Hilton net gets strong push from acquisition
The hotel company posts a 13% jump in quarterly profit
LOS ANGELES » Hilton Hotels Corp. reported strong earnings growth yesterday in the second quarter as it prepared to be acquired by the Blackstone Group.
The worldwide hotel and resort company, which has a presence in Hawaii, reported net income of $165 million, or 40 cents a share, for the quarter ended June 30, up from $144 million, or 35 cents per share, in the same period last year.
Revenue increased to $2.085 billion from $2.005 billion in the year-ago period.
Excluding one-time items, earnings per share increased to 38 cents for the quarter, the company said.
The results beat expectations from analysts, who had been looking for earnings of 33 cents per share and revenue of $2.07 billion, according to Thomson Financial.
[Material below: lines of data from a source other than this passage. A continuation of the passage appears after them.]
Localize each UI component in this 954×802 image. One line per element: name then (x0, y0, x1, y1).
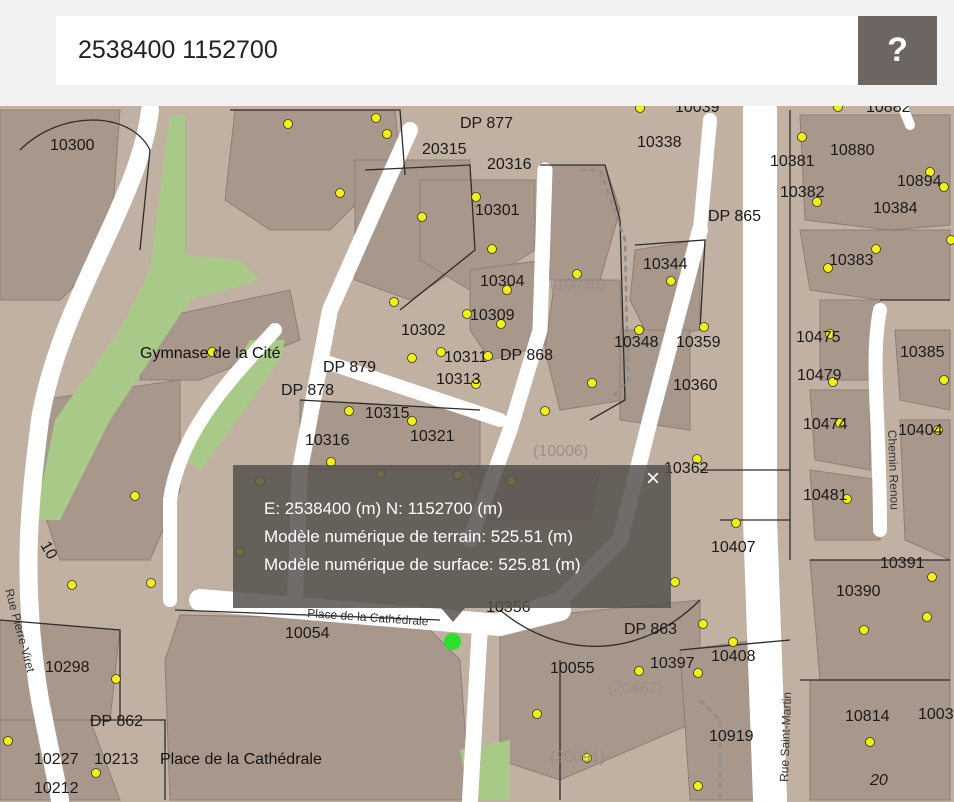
parcel-label: 10298 (45, 659, 90, 676)
parcel-label: 10475 (796, 329, 841, 346)
help-button[interactable]: ? (858, 16, 937, 85)
parcel-label: 10474 (803, 416, 848, 433)
parcel-label: DP 878 (281, 382, 334, 399)
parcel-label: (10006) (533, 443, 588, 460)
parcel-label: 20 (869, 772, 888, 789)
parcel-label: 10397 (650, 655, 695, 672)
parcel-label: 10381 (770, 153, 815, 170)
parcel-label: 10814 (845, 708, 890, 725)
parcel-label: 10039 (675, 106, 720, 116)
parcel-label: 10880 (830, 142, 875, 159)
parcel-label: 10039 (918, 706, 954, 723)
parcel-label: 20315 (422, 141, 467, 158)
parcel-label: 10894 (897, 173, 942, 190)
parcel-label: 10213 (94, 751, 139, 768)
close-icon[interactable]: × (643, 467, 663, 491)
popup-pointer (441, 608, 465, 622)
parcel-label: DP 862 (90, 713, 143, 730)
parcel-label: 10301 (475, 202, 520, 219)
parcel-label: 10882 (866, 106, 911, 116)
place-label: Place de la Cathédrale (160, 751, 322, 768)
popup-terrain-elevation: Modèle numérique de terrain: 525.51 (m) (264, 527, 573, 546)
coordinate-info-popup: × E: 2538400 (m) N: 1152700 (m) Modèle n… (233, 465, 671, 608)
parcel-label: 10054 (285, 625, 330, 642)
parcel-label: DP 877 (460, 115, 513, 132)
map-view[interactable]: 10300 DP 877 20315 20316 10338 10039 108… (0, 106, 954, 802)
parcel-label: 10390 (836, 583, 881, 600)
search-bar: ? (0, 0, 954, 106)
parcel-label: DP 863 (624, 621, 677, 638)
parcel-label: 10407 (711, 539, 756, 556)
popup-coordinates: E: 2538400 (m) N: 1152700 (m) (264, 499, 503, 518)
parcel-label: 10385 (900, 344, 945, 361)
gymnase-label: Gymnase de la Cité (140, 345, 281, 362)
parcel-label: 10055 (550, 660, 595, 677)
parcel-label: 10404 (898, 422, 943, 439)
coordinate-search-input[interactable] (56, 16, 858, 85)
parcel-label: (20091) (550, 749, 605, 766)
parcel-label: 10212 (34, 780, 79, 797)
cadastral-map: 10300 DP 877 20315 20316 10338 10039 108… (0, 106, 954, 802)
parcel-label: 10481 (803, 487, 848, 504)
parcel-label: 10359 (676, 334, 721, 351)
parcel-label: 10408 (711, 648, 756, 665)
parcel-label: 20316 (487, 156, 532, 173)
parcel-label: 10304 (480, 273, 525, 290)
location-marker[interactable] (444, 633, 461, 650)
parcel-label: 10919 (709, 728, 754, 745)
parcel-label: DP 868 (500, 347, 553, 364)
parcel-label: 10384 (873, 200, 918, 217)
parcel-label: (10038) (550, 276, 605, 293)
parcel-label: 10479 (797, 367, 842, 384)
parcel-label: 10360 (673, 377, 718, 394)
parcel-label: 10302 (401, 322, 446, 339)
rue-saint-martin-label: Rue Saint-Martin (777, 692, 794, 782)
parcel-label: 10348 (614, 334, 659, 351)
parcel-label: 10382 (780, 184, 825, 201)
parcel-label: 10316 (305, 432, 350, 449)
parcel-label: 10391 (880, 555, 925, 572)
parcel-label: 10313 (436, 371, 481, 388)
parcel-label: 10383 (829, 252, 874, 269)
parcel-label: 10315 (365, 405, 410, 422)
parcel-label: DP 879 (323, 359, 376, 376)
parcel-label: DP 865 (708, 208, 761, 225)
parcel-label: 10338 (637, 134, 682, 151)
parcel-label: 10227 (34, 751, 79, 768)
parcel-label: 10321 (410, 428, 455, 445)
chemin-renou-label: Chemin Renou (885, 430, 902, 510)
parcel-label: 10309 (470, 307, 515, 324)
parcel-label: 10344 (643, 256, 688, 273)
parcel-label: (20462) (608, 680, 663, 697)
popup-surface-elevation: Modèle numérique de surface: 525.81 (m) (264, 555, 581, 574)
parcel-label: 10300 (50, 137, 95, 154)
parcel-label: 10311 (444, 349, 487, 366)
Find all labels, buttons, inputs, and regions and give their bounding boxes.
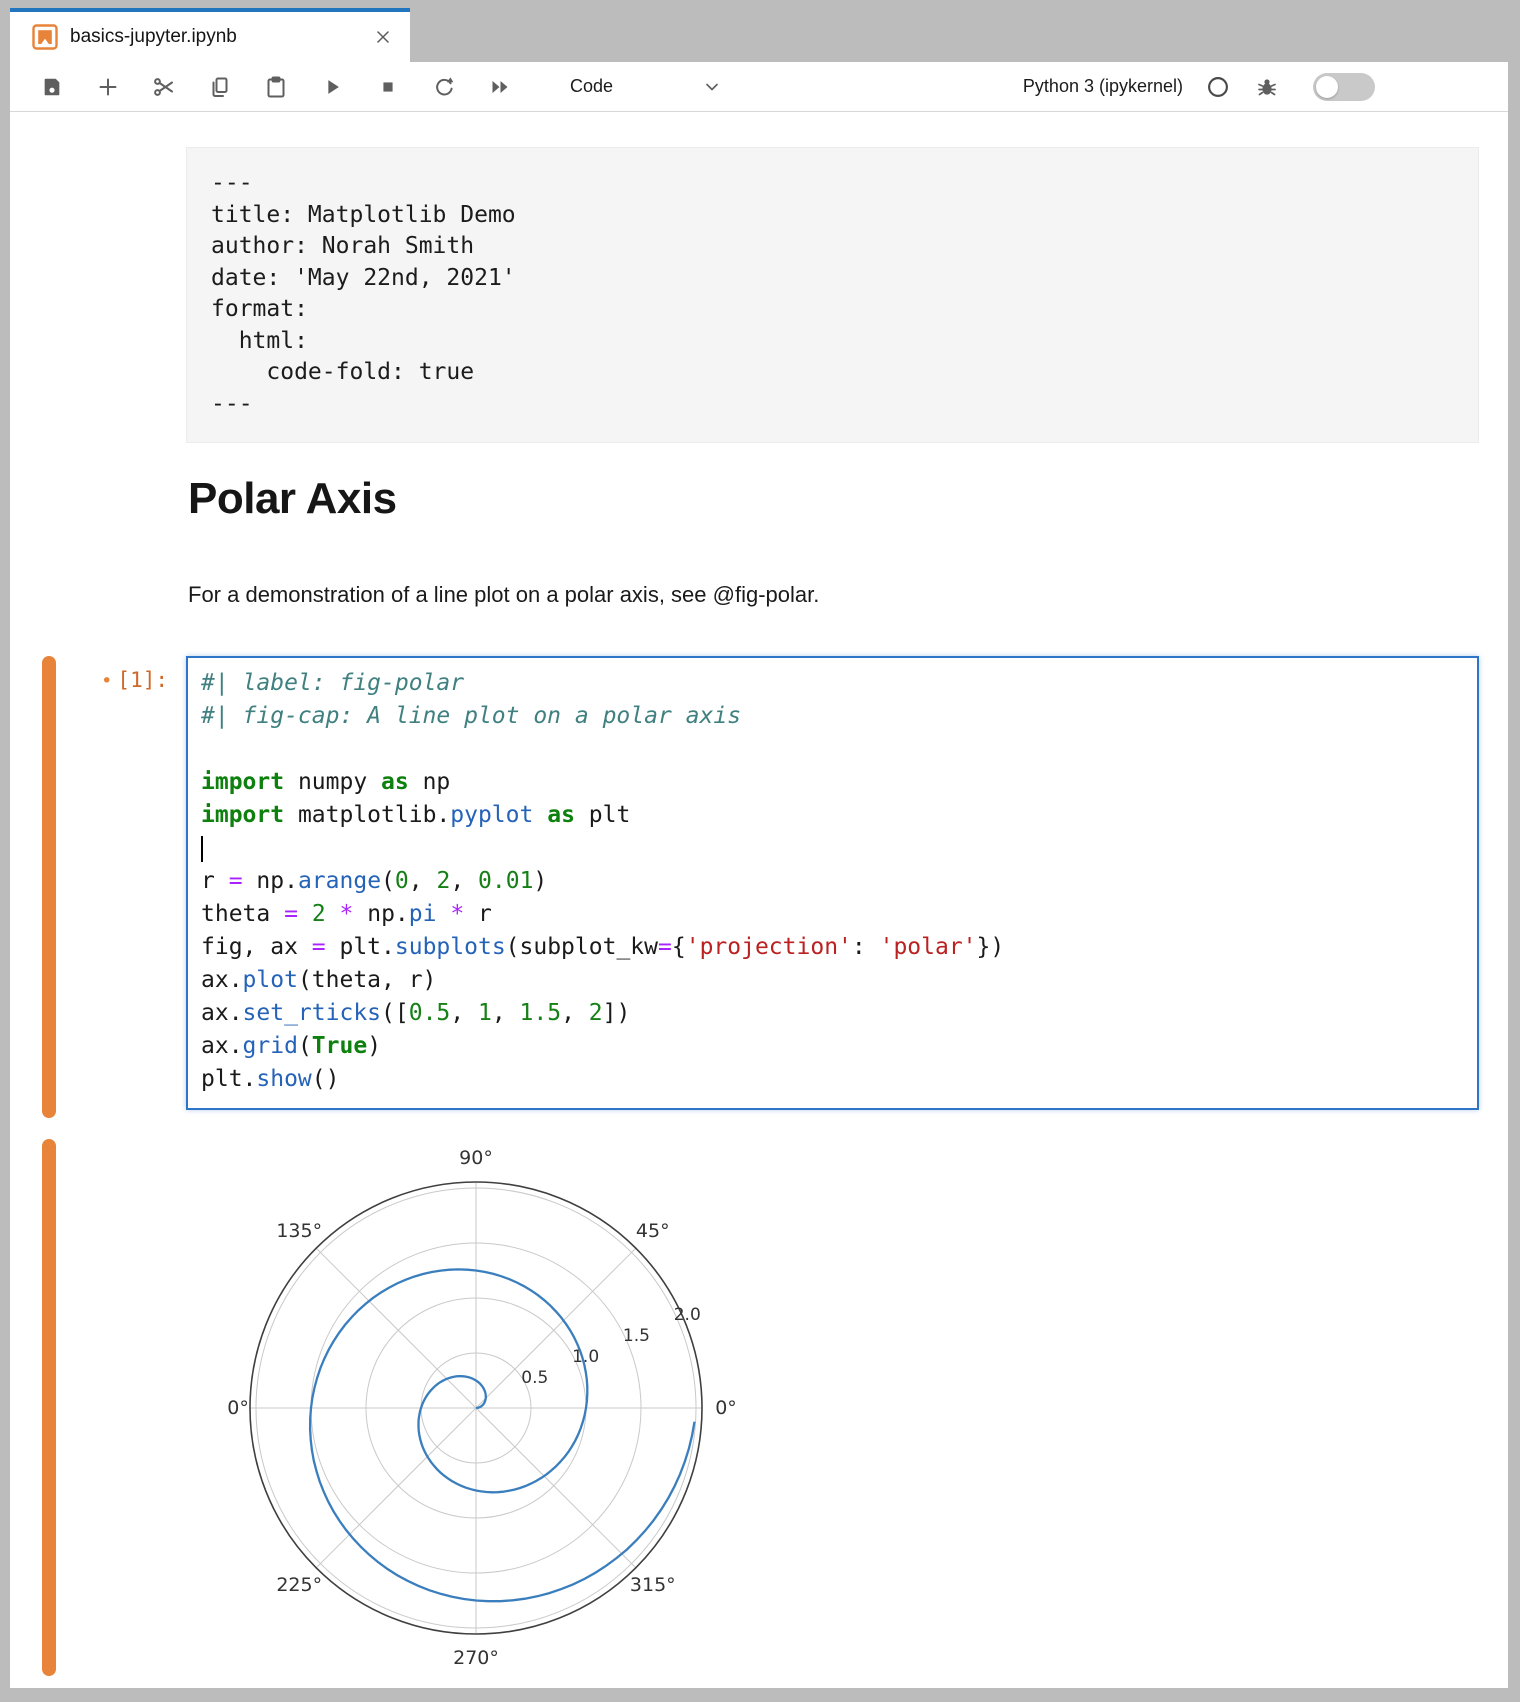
svg-text:180°: 180° bbox=[226, 1397, 249, 1419]
raw-line: html: bbox=[211, 326, 1478, 358]
raw-line: date: 'May 22nd, 2021' bbox=[211, 263, 1478, 295]
run-cell-button[interactable] bbox=[320, 75, 344, 99]
notebook-content: ---title: Matplotlib Demoauthor: Norah S… bbox=[10, 112, 1508, 1688]
raw-frontmatter-cell[interactable]: ---title: Matplotlib Demoauthor: Norah S… bbox=[186, 147, 1479, 443]
restart-icon bbox=[432, 75, 456, 99]
svg-text:0°: 0° bbox=[715, 1397, 737, 1419]
svg-text:90°: 90° bbox=[459, 1147, 493, 1169]
notebook-toolbar: Code Python 3 (ipykernel) bbox=[10, 62, 1508, 112]
kernel-status-indicator[interactable] bbox=[1205, 74, 1231, 100]
paste-icon bbox=[264, 75, 288, 99]
raw-line: code-fold: true bbox=[211, 357, 1478, 389]
save-button[interactable] bbox=[40, 75, 64, 99]
svg-text:1.0: 1.0 bbox=[572, 1347, 599, 1367]
output-collapser-bar[interactable] bbox=[42, 1139, 56, 1676]
polar-plot-output: 0.5 1.0 1.5 2.0 0° 45° 90° 135° 180° 225° 270° 315° bbox=[226, 1143, 746, 1673]
plus-icon bbox=[96, 75, 120, 99]
chevron-down-icon bbox=[702, 77, 722, 97]
code-line: fig, ax = plt.subplots(subplot_kw={'proj… bbox=[201, 931, 1477, 964]
code-line: plt.show() bbox=[201, 1063, 1477, 1096]
svg-text:45°: 45° bbox=[636, 1220, 670, 1242]
cell-type-dropdown[interactable]: Code bbox=[570, 76, 722, 97]
code-line: import matplotlib.pyplot as plt bbox=[201, 799, 1477, 832]
kernel-name[interactable]: Python 3 (ipykernel) bbox=[1023, 76, 1183, 97]
code-line: ax.plot(theta, r) bbox=[201, 964, 1477, 997]
code-line: ax.set_rticks([0.5, 1, 1.5, 2]) bbox=[201, 997, 1477, 1030]
code-line: theta = 2 * np.pi * r bbox=[201, 898, 1477, 931]
polar-chart: 0.5 1.0 1.5 2.0 0° 45° 90° 135° 180° 225° 270° 315° bbox=[226, 1143, 746, 1673]
simple-interface-toggle[interactable] bbox=[1313, 73, 1375, 101]
svg-text:270°: 270° bbox=[453, 1647, 499, 1669]
text-cursor bbox=[201, 836, 203, 862]
close-icon[interactable] bbox=[372, 26, 394, 48]
notebook-tab[interactable]: basics-jupyter.ipynb bbox=[10, 8, 410, 62]
unsaved-dot: • bbox=[101, 670, 112, 692]
jupyterlab-window: basics-jupyter.ipynb bbox=[10, 8, 1508, 1688]
svg-text:225°: 225° bbox=[276, 1574, 322, 1596]
code-line bbox=[201, 832, 1477, 865]
debugger-button[interactable] bbox=[1255, 75, 1279, 99]
toolbar-right-group: Python 3 (ipykernel) bbox=[1023, 73, 1508, 101]
restart-run-all-button[interactable] bbox=[488, 75, 512, 99]
raw-line: title: Matplotlib Demo bbox=[211, 200, 1478, 232]
tab-bar: basics-jupyter.ipynb bbox=[10, 8, 1508, 62]
input-collapser-bar[interactable] bbox=[42, 656, 56, 1118]
notebook-file-icon bbox=[32, 24, 58, 50]
code-line: ax.grid(True) bbox=[201, 1030, 1477, 1063]
svg-text:315°: 315° bbox=[630, 1574, 676, 1596]
code-editor[interactable]: #| label: fig-polar#| fig-cap: A line pl… bbox=[186, 656, 1479, 1110]
svg-text:2.0: 2.0 bbox=[674, 1305, 701, 1325]
bug-icon bbox=[1255, 75, 1279, 99]
copy-cells-button[interactable] bbox=[208, 75, 232, 99]
restart-kernel-button[interactable] bbox=[432, 75, 456, 99]
markdown-heading: Polar Axis bbox=[188, 474, 397, 524]
code-line: import numpy as np bbox=[201, 766, 1477, 799]
fast-forward-icon bbox=[488, 74, 512, 100]
execution-count-prompt: •[1]: bbox=[40, 668, 168, 692]
raw-line: --- bbox=[211, 168, 1478, 200]
cell-type-value: Code bbox=[570, 76, 613, 97]
stop-icon bbox=[377, 76, 399, 98]
code-line: #| fig-cap: A line plot on a polar axis bbox=[201, 700, 1477, 733]
cut-cells-button[interactable] bbox=[152, 75, 176, 99]
paste-cells-button[interactable] bbox=[264, 75, 288, 99]
scissors-icon bbox=[152, 74, 176, 100]
toggle-knob bbox=[1316, 76, 1338, 98]
insert-cell-button[interactable] bbox=[96, 75, 120, 99]
interrupt-kernel-button[interactable] bbox=[376, 75, 400, 99]
markdown-paragraph: For a demonstration of a line plot on a … bbox=[188, 582, 819, 608]
raw-line: --- bbox=[211, 389, 1478, 421]
tab-title: basics-jupyter.ipynb bbox=[70, 26, 372, 48]
kernel-idle-circle-icon bbox=[1205, 74, 1231, 100]
svg-text:135°: 135° bbox=[276, 1220, 322, 1242]
run-icon bbox=[321, 76, 343, 98]
code-line: #| label: fig-polar bbox=[201, 667, 1477, 700]
svg-text:0.5: 0.5 bbox=[521, 1368, 548, 1388]
save-icon bbox=[41, 76, 63, 98]
svg-text:1.5: 1.5 bbox=[623, 1326, 650, 1346]
raw-line: author: Norah Smith bbox=[211, 231, 1478, 263]
code-line: r = np.arange(0, 2, 0.01) bbox=[201, 865, 1477, 898]
raw-line: format: bbox=[211, 294, 1478, 326]
code-line bbox=[201, 733, 1477, 766]
copy-icon bbox=[208, 75, 232, 99]
execution-count: [1]: bbox=[117, 668, 168, 692]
Worldwide, revenue per available room, a key measure in the lodging industry, grew 8.9 percent due to rate increases and strong demand, the company said.
Management and franchise fees increased 16 percent to $201 million in the quarter. Revenue and profit also increased at the hotels owned by the company.
"Our operations continue to be very strong across the board," Matthew J. Hart, Hilton's president and chief operating officer said.
In the second quarter, the company added 71 properties and 9,436 rooms to its system, including new Hilton hotels in Dallas, New Orleans, Limerick, Ireland, Venice, Italy, and Valencia, Spain.